Quant à Sarah Widmer, elle aimerait à terme organiser des manifestations culturelles dans la maison. Elle fait aussi partie de l’équipe responsable des provisions. «Notre cave ressemble parfois à un petit magasin.» Autre avantage très concret: lorsque le ménage est réparti entre tant de personnes, on a suffisamment de temps à consacrer à ses envies.

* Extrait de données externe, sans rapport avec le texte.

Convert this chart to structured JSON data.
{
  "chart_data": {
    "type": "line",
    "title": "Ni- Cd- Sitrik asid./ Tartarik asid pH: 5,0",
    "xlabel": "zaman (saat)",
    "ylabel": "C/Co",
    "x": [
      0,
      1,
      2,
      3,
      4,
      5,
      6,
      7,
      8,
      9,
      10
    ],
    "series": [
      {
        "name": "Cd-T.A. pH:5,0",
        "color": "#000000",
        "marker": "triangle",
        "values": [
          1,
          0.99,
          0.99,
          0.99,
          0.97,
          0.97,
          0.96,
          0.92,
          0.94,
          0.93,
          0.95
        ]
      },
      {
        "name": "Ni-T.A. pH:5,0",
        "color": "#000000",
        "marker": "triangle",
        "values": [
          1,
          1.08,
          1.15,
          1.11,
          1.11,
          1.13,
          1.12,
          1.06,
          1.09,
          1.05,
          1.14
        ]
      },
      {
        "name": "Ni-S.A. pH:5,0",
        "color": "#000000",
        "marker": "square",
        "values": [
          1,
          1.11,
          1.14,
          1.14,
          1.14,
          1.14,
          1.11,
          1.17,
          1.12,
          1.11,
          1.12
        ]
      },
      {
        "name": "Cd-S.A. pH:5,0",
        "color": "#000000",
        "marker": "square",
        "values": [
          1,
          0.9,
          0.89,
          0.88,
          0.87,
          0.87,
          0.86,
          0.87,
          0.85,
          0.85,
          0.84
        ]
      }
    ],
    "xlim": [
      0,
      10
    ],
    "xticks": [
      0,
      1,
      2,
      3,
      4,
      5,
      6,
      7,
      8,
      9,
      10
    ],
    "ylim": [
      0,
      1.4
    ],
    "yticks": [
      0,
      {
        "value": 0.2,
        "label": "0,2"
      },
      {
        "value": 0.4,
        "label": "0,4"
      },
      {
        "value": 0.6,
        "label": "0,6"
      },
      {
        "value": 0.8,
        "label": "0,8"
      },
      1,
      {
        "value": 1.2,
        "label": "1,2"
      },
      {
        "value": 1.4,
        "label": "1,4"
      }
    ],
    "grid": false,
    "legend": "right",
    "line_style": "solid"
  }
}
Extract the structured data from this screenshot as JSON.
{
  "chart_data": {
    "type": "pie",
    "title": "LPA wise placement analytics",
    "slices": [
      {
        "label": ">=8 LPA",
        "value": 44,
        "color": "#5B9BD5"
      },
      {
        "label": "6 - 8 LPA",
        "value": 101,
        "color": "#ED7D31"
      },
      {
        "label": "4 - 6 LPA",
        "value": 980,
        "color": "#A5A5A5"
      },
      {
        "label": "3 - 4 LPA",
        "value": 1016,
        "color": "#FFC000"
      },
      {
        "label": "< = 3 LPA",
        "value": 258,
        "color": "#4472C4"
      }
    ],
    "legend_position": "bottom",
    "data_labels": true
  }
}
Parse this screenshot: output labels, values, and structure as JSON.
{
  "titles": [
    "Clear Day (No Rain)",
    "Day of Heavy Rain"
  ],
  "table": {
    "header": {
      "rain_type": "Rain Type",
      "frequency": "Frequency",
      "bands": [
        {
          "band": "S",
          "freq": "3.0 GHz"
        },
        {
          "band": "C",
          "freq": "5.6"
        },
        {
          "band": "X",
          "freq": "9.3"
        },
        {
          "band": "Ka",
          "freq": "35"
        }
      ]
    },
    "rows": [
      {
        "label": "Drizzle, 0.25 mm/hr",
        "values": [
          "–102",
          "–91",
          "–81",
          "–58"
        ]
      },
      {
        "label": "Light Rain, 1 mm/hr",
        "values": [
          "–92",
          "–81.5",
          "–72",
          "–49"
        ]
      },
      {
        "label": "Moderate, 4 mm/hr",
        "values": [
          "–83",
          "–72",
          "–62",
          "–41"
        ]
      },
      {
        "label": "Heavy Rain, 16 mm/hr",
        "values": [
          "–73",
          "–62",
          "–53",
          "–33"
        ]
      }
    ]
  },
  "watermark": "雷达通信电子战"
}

La relation parents-enfants occupe une grande place. «Je peux m’investir plus intensément que si je devais abattre les tâches ménagères toute seule», confirme Sarah Widmer. Pour autant, les différents travaux demandent plus d’effort. «Cuisiner pour 20 personnes me prend une demi-journée.»

Il faut aussi beaucoup de temps pour que les habitants tranchent ensemble sur différentes questions ou acquisitions. «Nous discutons parfois vraiment longtemps», explique la jeune femme. Elle poursuit en riant: «Nous ne voulons pas de décision à la majorité. Nous préférons le consensus.» Une chose fait d’ailleurs l’unanimité depuis longtemps dans cette grande tribu hétérogène: de nouvelles perspectives s’ouvrent à ceux qui ont le courage de changer d’habitat… et d’habitude.

Texte: Marc Perler

À propos

Sarah Widmer (33 ans) a grandi à Köniz dans une famille de quatre enfants. Chanteuse professionnelle, elle s’est formée à Lucerne, Rostock et Zurich. Aujourd’hui, elle a agrandi sa famille en rejoignant une communauté haute en couleur, avec son conjoint, le chanteur et compositeur Christoph Trummer, leur fille Emilia et vingt autres personnes aux aspirations similaires.